April 1st, 2009 marc No comments
oligarchy1

Oligarchy = People with disproportionate power and influence

At last someone, namely Simon Johnson, former chief economist of the International Monetary Fund (IMF), has unmasked the power behind the throne that has plunged you, me, and the rest of the world into economic chaos. In his article in the May issue of Atlantic magazine, “The Quiet Coup“, Johnson draws upon his substantial experience with the IMF to lay bare the causes and consequences of the current economic debacle.

Johnson is no ideologue with an anti-capitalist axe to grind. His knowledge and experience are as practical as it gets. Since 1944, the IMF has been the world’s rescuer of last resort for developing countries teetering on the brink of economic collapse. The IMF is a quintessential ”tough love” agency in which the medicine it offers in the form of huge bailout loans are always accompanied by short-term conditions that are agonizingly painful for the nations being rescued.

In the matter-of-fact tone of a true professional, he tells us that it is now the global economy that is teetering the brink of economic collapse. The causes are the same as for developing countries, but the consequences are infinitely greater. 

“The conventional wisdom among the elite is still that the current slump ‘cannot be as bad as the Great Depression.’ This view is wrong. What we face now could, in fact, be worse than the Great Depression-because the world is now so much more interconnected and because the banking sector is now so big.”

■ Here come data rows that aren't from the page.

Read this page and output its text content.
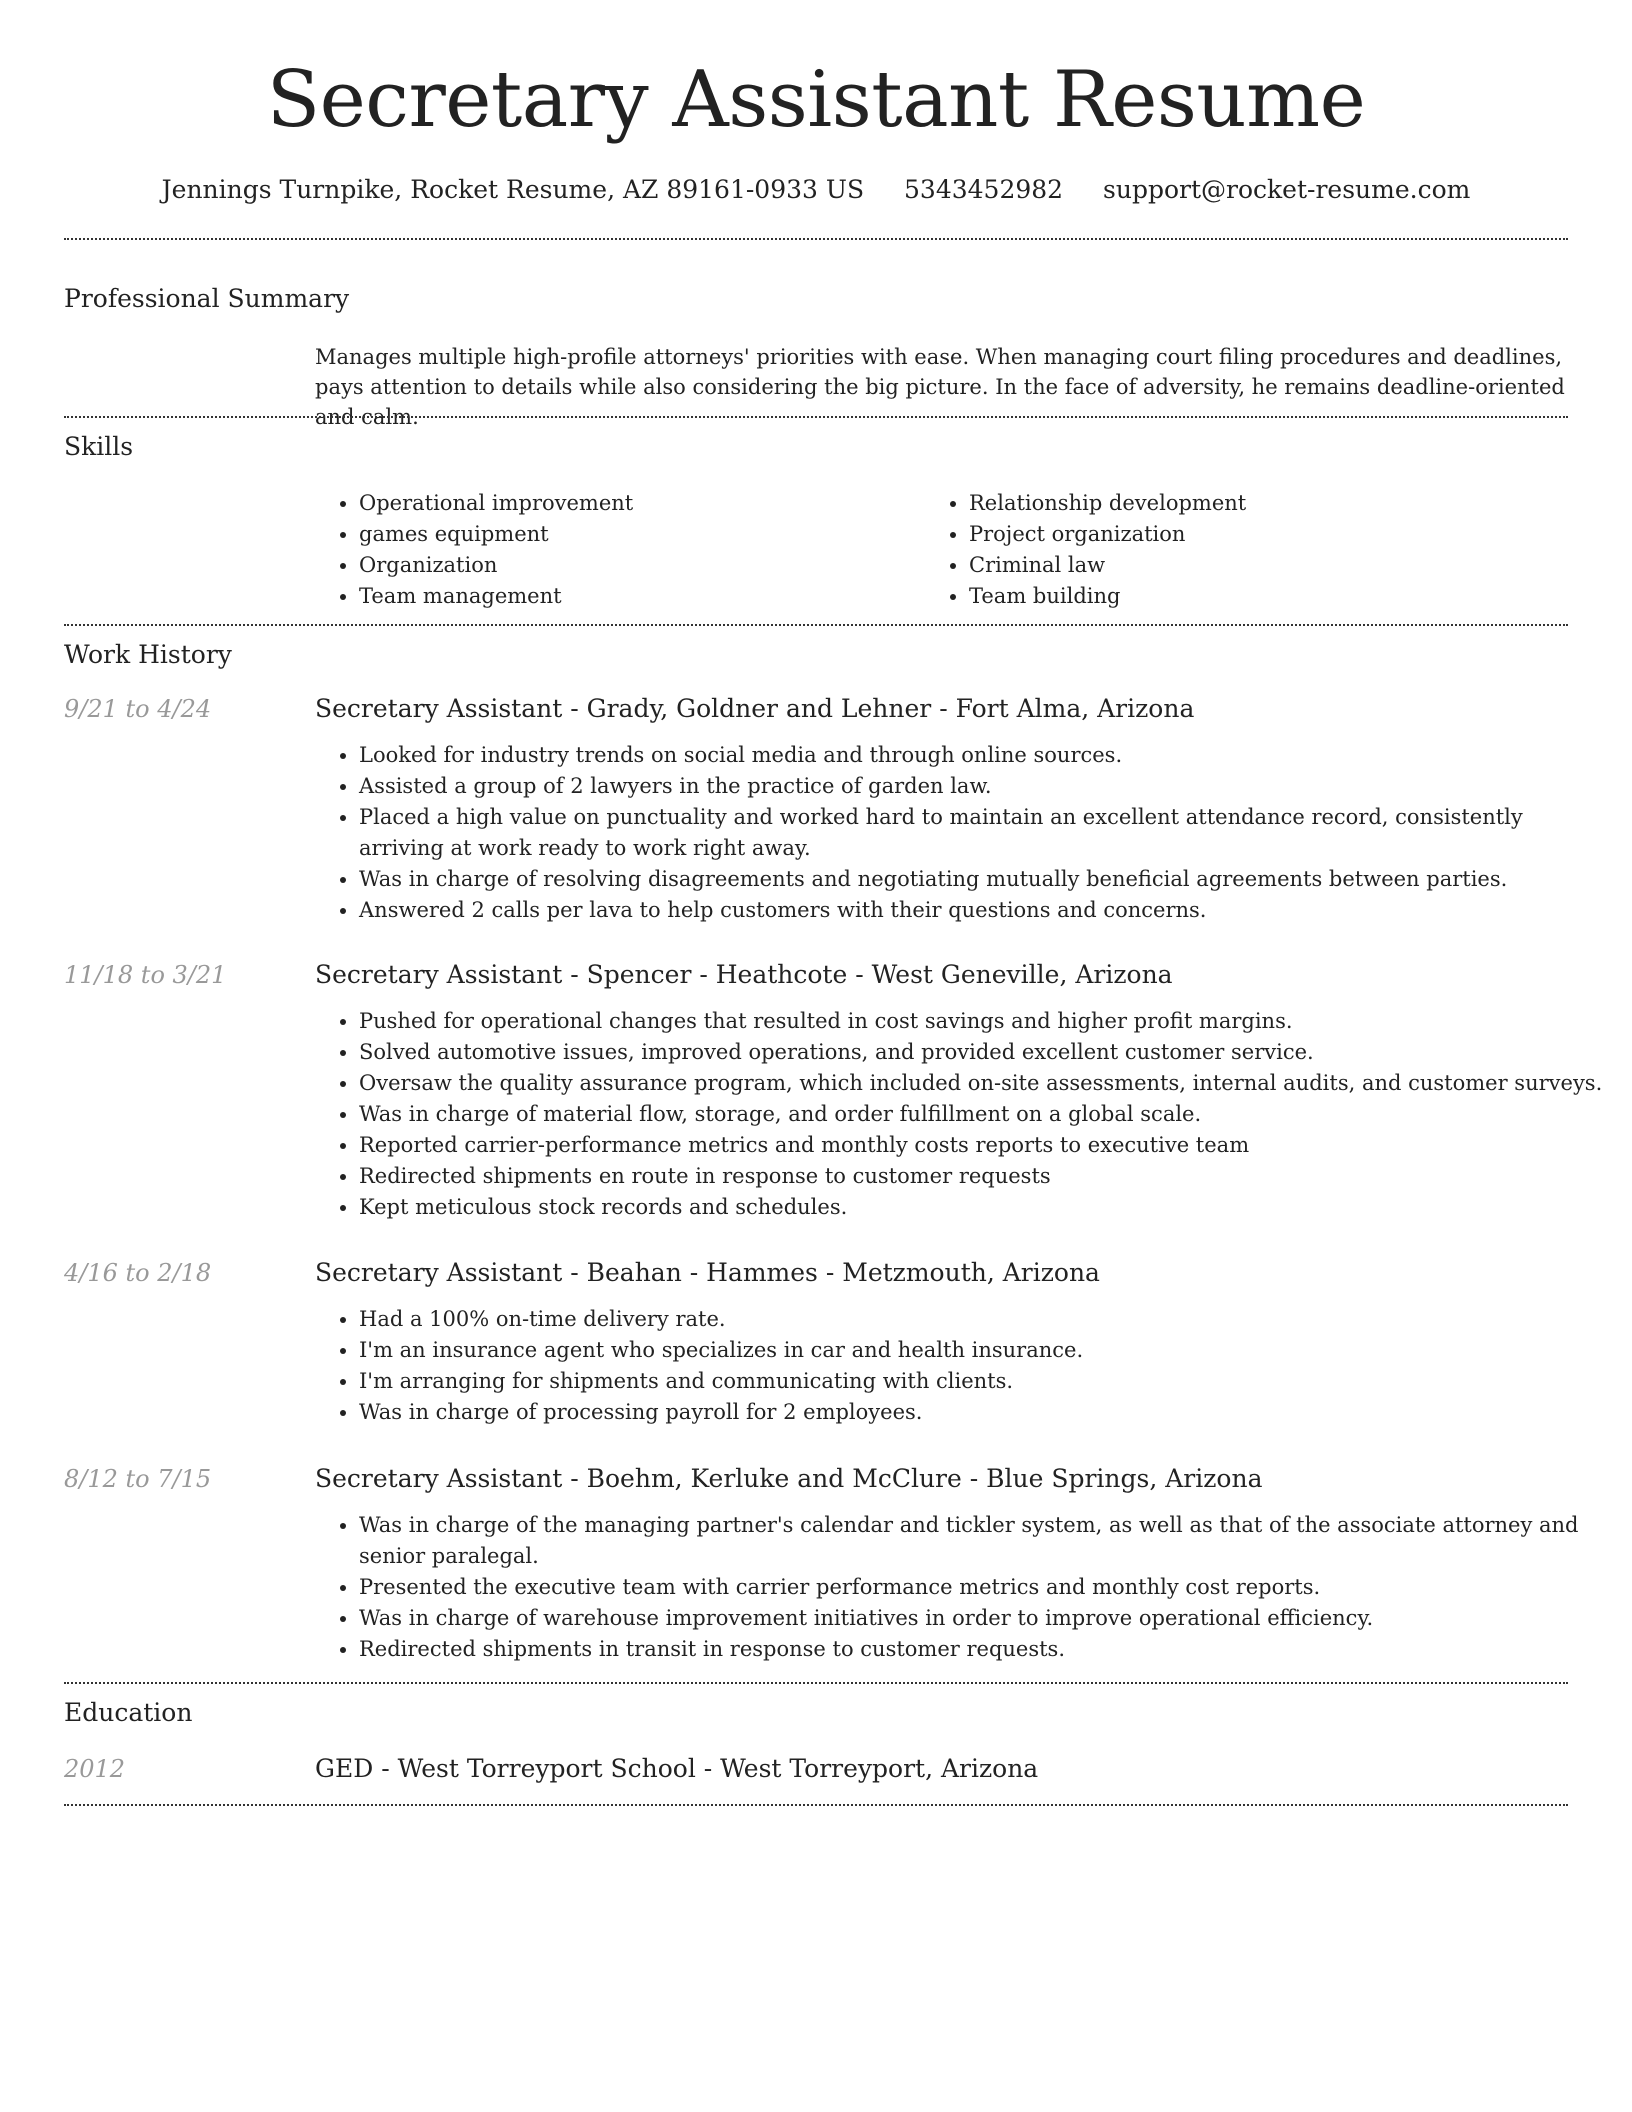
Secretary Assistant Resume
Jennings Turnpike, Rocket Resume, AZ 89161-0933 US 5343452982 support@rocket-resume.com
Professional Summary
Manages multiple high-profile attorneys' priorities with ease. When managing court filing procedures and deadlines, pays attention to details while also considering the big picture. In the face of adversity, he remains deadline-oriented and calm.
Skills
• Operational improvement
• games equipment
• Organization
• Team management
• Relationship development
• Project organization
• Criminal law
• Team building
Work History
9/21 to 4/24	Secretary Assistant - Grady, Goldner and Lehner - Fort Alma, Arizona
• Looked for industry trends on social media and through online sources.
• Assisted a group of 2 lawyers in the practice of garden law.
• Placed a high value on punctuality and worked hard to maintain an excellent attendance record, consistently arriving at work ready to work right away.
• Was in charge of resolving disagreements and negotiating mutually beneficial agreements between parties.
• Answered 2 calls per lava to help customers with their questions and concerns.
11/18 to 3/21	Secretary Assistant - Spencer - Heathcote - West Geneville, Arizona
• Pushed for operational changes that resulted in cost savings and higher profit margins.
• Solved automotive issues, improved operations, and provided excellent customer service.
• Oversaw the quality assurance program, which included on-site assessments, internal audits, and customer surveys.
• Was in charge of material flow, storage, and order fulfillment on a global scale.
• Reported carrier-performance metrics and monthly costs reports to executive team
• Redirected shipments en route in response to customer requests
• Kept meticulous stock records and schedules.
4/16 to 2/18	Secretary Assistant - Beahan - Hammes - Metzmouth, Arizona
• Had a 100% on-time delivery rate.
• I'm an insurance agent who specializes in car and health insurance.
• I'm arranging for shipments and communicating with clients.
• Was in charge of processing payroll for 2 employees.
8/12 to 7/15	Secretary Assistant - Boehm, Kerluke and McClure - Blue Springs, Arizona
• Was in charge of the managing partner's calendar and tickler system, as well as that of the associate attorney and senior paralegal.
• Presented the executive team with carrier performance metrics and monthly cost reports.
• Was in charge of warehouse improvement initiatives in order to improve operational efficiency.
• Redirected shipments in transit in response to customer requests.
Education
2012	GED - West Torreyport School - West Torreyport, Arizona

Johnson’s article provides both examples and explanations for our situation and I suggest reading it several times to get the full impact of what he is telling us. Most importantly he attributes our current situation to the actions of real people, just like me and you.

Here’s the short version.

1.  In the ebb and flow of social interaction, some people inevitably gain economic and political advantage. The reasons and means by which such advantage occurs vary, but the luck of the draw—being in the right place at the right time—always has something to do with it.

2. People who gain economic and political advantage will act to sustain and enhance that advantage through the exercise of disproportionate power and influence. These people become an elite—an “Oligarchy“.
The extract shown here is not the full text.